Since I hadn’t ever written an editorial letter before, I asked around for some advice. One of the first things my PI (prof. Jan-Jakob Sonke) advised me to do was to set up a similar experiment to try and reproduce the paper’s results for a similar prediction problem. The public Duke Breast MRI dataset contains breast MRI scans of 922 invasive breast cancer patients, along with tumor bounding boxes and a data sheet of each patient’s metadata. I set up some filtering criteria (e.g. known pCR, presence of a pre-treatment scan), after which I was left with 282 patients. Of these patients, 22% (n=61) had pathologic complete response to treatment, and 78% (n=221) had residual disease. For these patients, I collected all 2D MRI slices that overlapped with the tumor bounding boxes (note this approach is slightly different from the one followed in the paper), resulting in a set of 9332 slices.

Subsequently, I made two random 80/20 train/test splits of the slices: one “proper” split on the patient level and one “leaky” split on the slice level. I then trained a convolutional neural network (more specifically, a ResNet18) on each of the train splits, and subsequently evaluated the models on the corresponding test split. This resulted in the following ROC curves:

That’s quite a big difference. It may seem surprising that the “properly” trained/evaluated model attains an AUC below 0.5 — worse than what is expected from random guessing. However, the 0.5 is just an expectation value, and the AUC of any given random classifier is likely to be found somewhere close to this number. Therefore, we can interpret the leftmost graph as evidence that the model couldn’t find any generalizable imaging features relevant for predicting treatment response during training. On the other hand, the model trained on the “leaky” set of slices attains a near-perfect performance, misclassifying only a handful of images.

Although this experiment still does not conclusively prove that the slice-level split indeed happened in the paper, it does demonstrate that such high AUC values are indeed possible in this scenario — even when the underlying intended prediction task is extremely difficult, if not impossible.

wrapping up

I now felt the case was strong enough to actually draft the letter to the editor.

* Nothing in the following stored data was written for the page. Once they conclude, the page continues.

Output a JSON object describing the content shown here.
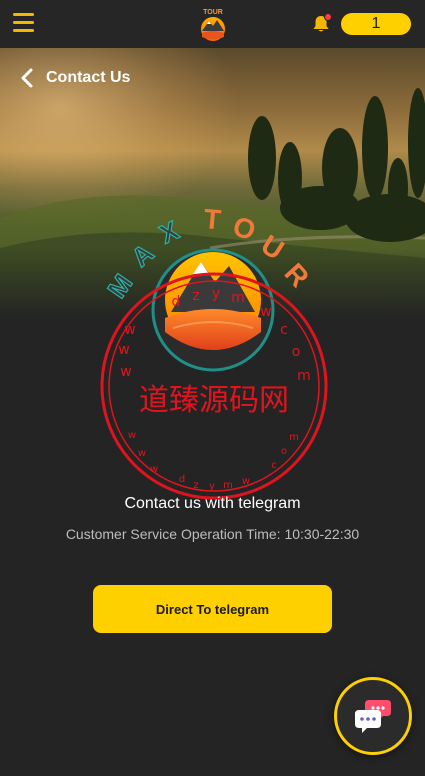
{
  "header": {
    "menu_icon": "hamburger-menu-icon",
    "logo_text": "MAX TOUR",
    "notification_icon": "bell-icon",
    "balance": "1"
  },
  "page": {
    "back_icon": "chevron-left-icon",
    "title": "Contact Us"
  },
  "hero": {
    "logo_text": "MAX TOUR"
  },
  "watermark": {
    "center_text": "道臻源码网",
    "ring_text": "www.dzym.com"
  },
  "contact": {
    "heading": "Contact us with telegram",
    "service_time": "Customer Service Operation Time: 10:30-22:30",
    "button_label": "Direct To telegram"
  },
  "chat": {
    "icon": "chat-bubbles-icon"
  },
  "colors": {
    "accent": "#ffd000",
    "background": "#242424",
    "stamp_red": "#e0141e"
  }
}
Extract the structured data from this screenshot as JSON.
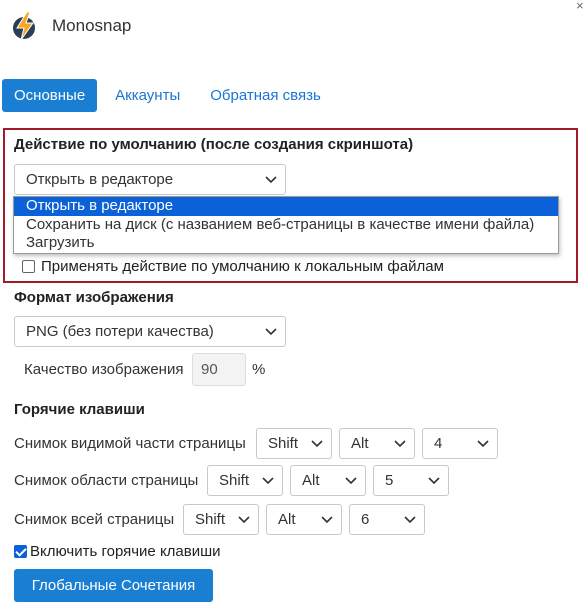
{
  "window": {
    "app_title": "Monosnap",
    "close_glyph": "×"
  },
  "tabs": [
    {
      "label": "Основные",
      "active": true
    },
    {
      "label": "Аккаунты",
      "active": false
    },
    {
      "label": "Обратная связь",
      "active": false
    }
  ],
  "default_action": {
    "title": "Действие по умолчанию (после создания скриншота)",
    "selected": "Открыть в редакторе",
    "options": [
      "Открыть в редакторе",
      "Сохранить на диск (с названием веб-страницы в качестве имени файла)",
      "Загрузить"
    ],
    "apply_local_label": "Применять действие по умолчанию к локальным файлам",
    "apply_local_checked": false
  },
  "image_format": {
    "title": "Формат изображения",
    "selected": "PNG (без потери качества)",
    "quality_label": "Качество изображения",
    "quality_value": "90",
    "quality_unit": "%"
  },
  "hotkeys": {
    "title": "Горячие клавиши",
    "rows": [
      {
        "label": "Снимок видимой части страницы",
        "mod1": "Shift",
        "mod2": "Alt",
        "key": "4"
      },
      {
        "label": "Снимок области страницы",
        "mod1": "Shift",
        "mod2": "Alt",
        "key": "5"
      },
      {
        "label": "Снимок всей страницы",
        "mod1": "Shift",
        "mod2": "Alt",
        "key": "6"
      }
    ],
    "enable_label": "Включить горячие клавиши",
    "enable_checked": true,
    "global_button": "Глобальные Сочетания"
  },
  "colors": {
    "accent": "#1a7fd2",
    "highlight_box": "#a01c2a",
    "selected_option": "#0a61d8"
  },
  "icons": {
    "logo": "monosnap-lightning-logo",
    "chevron": "chevron-down-icon",
    "close": "close-icon"
  }
}
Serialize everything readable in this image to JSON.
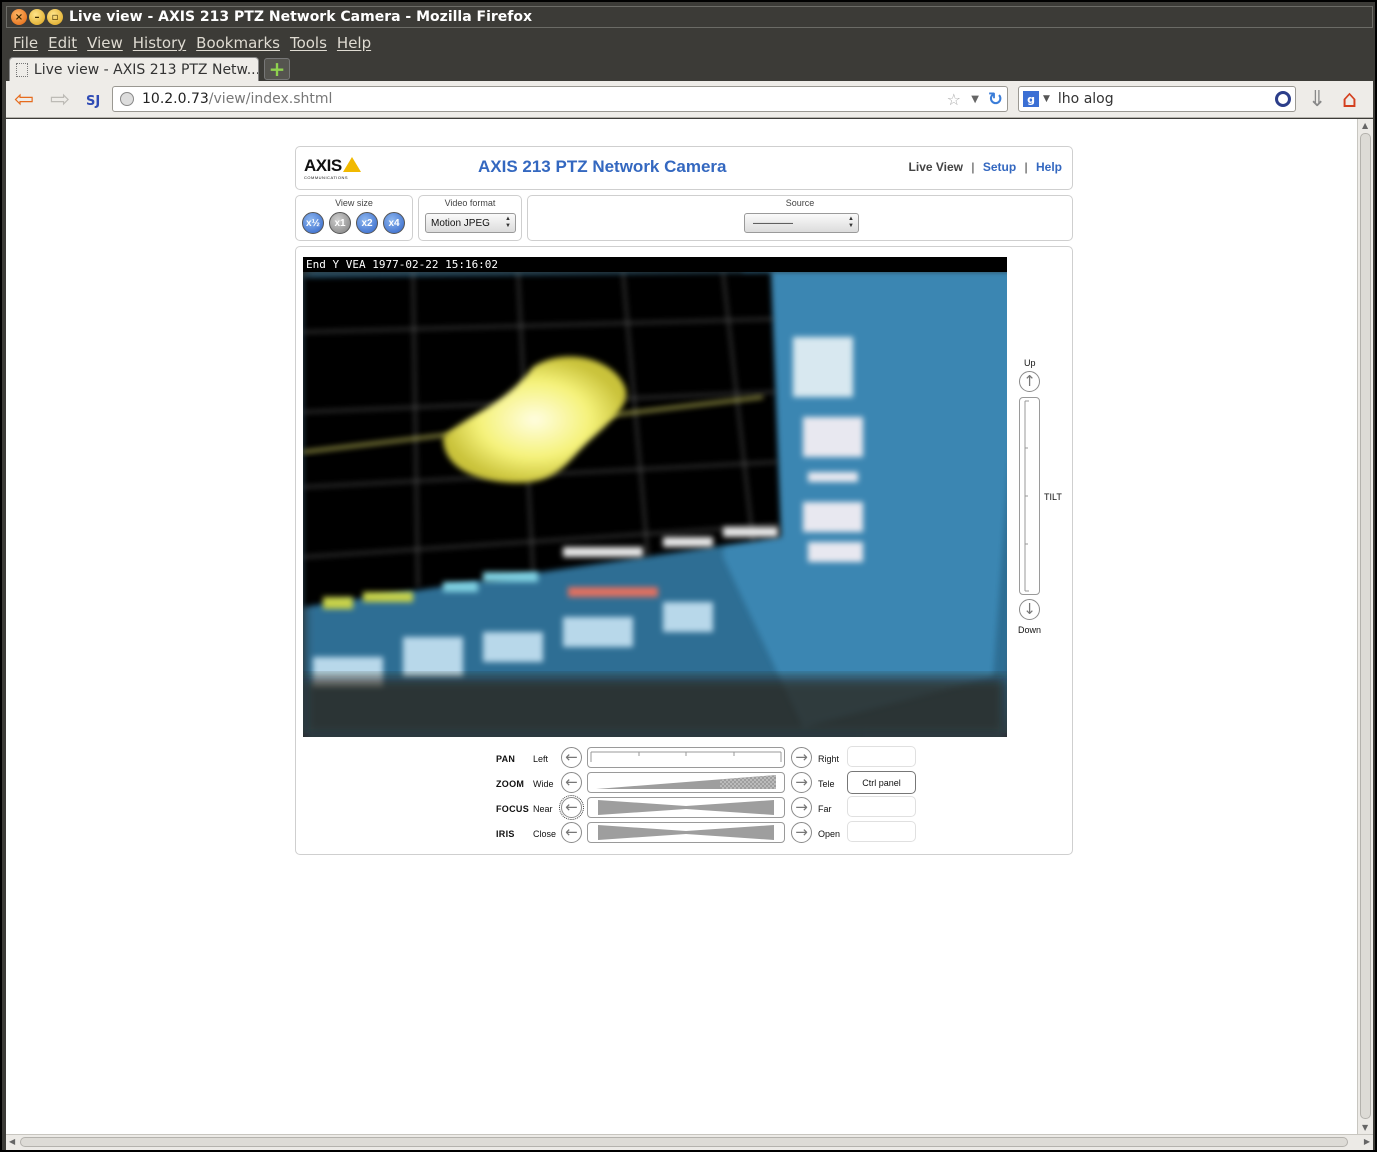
{
  "window": {
    "title": "Live view - AXIS 213 PTZ Network Camera - Mozilla Firefox"
  },
  "menu": {
    "items": [
      "File",
      "Edit",
      "View",
      "History",
      "Bookmarks",
      "Tools",
      "Help"
    ]
  },
  "tab": {
    "title": "Live view - AXIS 213 PTZ Netw..."
  },
  "url": {
    "host": "10.2.0.73",
    "path": "/view/index.shtml"
  },
  "search": {
    "engine_icon": "g",
    "query": "lho alog"
  },
  "page": {
    "logo": "AXIS",
    "logo_sub": "COMMUNICATIONS",
    "title": "AXIS 213 PTZ Network Camera",
    "nav": {
      "live_view": "Live View",
      "setup": "Setup",
      "help": "Help",
      "separator": "|"
    },
    "view_size": {
      "label": "View size",
      "buttons": [
        "x½",
        "x1",
        "x2",
        "x4"
      ]
    },
    "video_format": {
      "label": "Video format",
      "value": "Motion JPEG"
    },
    "source": {
      "label": "Source",
      "value": "————"
    },
    "video": {
      "osd_text": "End Y VEA 1977-02-22 15:16:02"
    },
    "tilt": {
      "up": "Up",
      "down": "Down",
      "label": "TILT"
    },
    "controls": [
      {
        "name": "PAN",
        "left": "Left",
        "right": "Right"
      },
      {
        "name": "ZOOM",
        "left": "Wide",
        "right": "Tele"
      },
      {
        "name": "FOCUS",
        "left": "Near",
        "right": "Far"
      },
      {
        "name": "IRIS",
        "left": "Close",
        "right": "Open"
      }
    ],
    "ctrl_panel": "Ctrl panel"
  },
  "colors": {
    "link_blue": "#3468c0",
    "axis_yellow": "#f1b900",
    "chrome_dark": "#3c3b37"
  }
}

As a final touch, my other PI (Jonas Teuwen) suggested to ask some more senior people in the field to co-sign the letter. I approached several colleagues and collaborators, all of whom agreed that this matter deserved further attention, and all agreed to co-sign. I officially submitted the letter on April 10, 2024 — a little over half a year after I first posted the comment on PubPeer. It was quickly accepted and has now appeared online after a brief production process. To my knowledge, the authors have still not responded as of today.

A minor disappointment was that publishing the letter with full Open Access would set me back $4390, which seemed somewhat excessive. My institution does have an Open Access agreement in place with SpringerNature, but apparently this does not extend to editorial letters. I therefore had to opt for the subscription-only publishing route. The upside is that this motivated me to write this post, since I felt that having the full story behind a paywall would partially defeat its purpose.

I do feel that the story shouldn’t end with the publication of this letter. After all, my concern was that the original work would set an unreasonable benchmark for follow-up literature, and that won’t change in the current situation. Primarily, I hope that the authors will still take up the invitation to respond and clarify their methods. I don’t mind who turns out to be correct, but open discourse about these issues is the only way for science to proceed.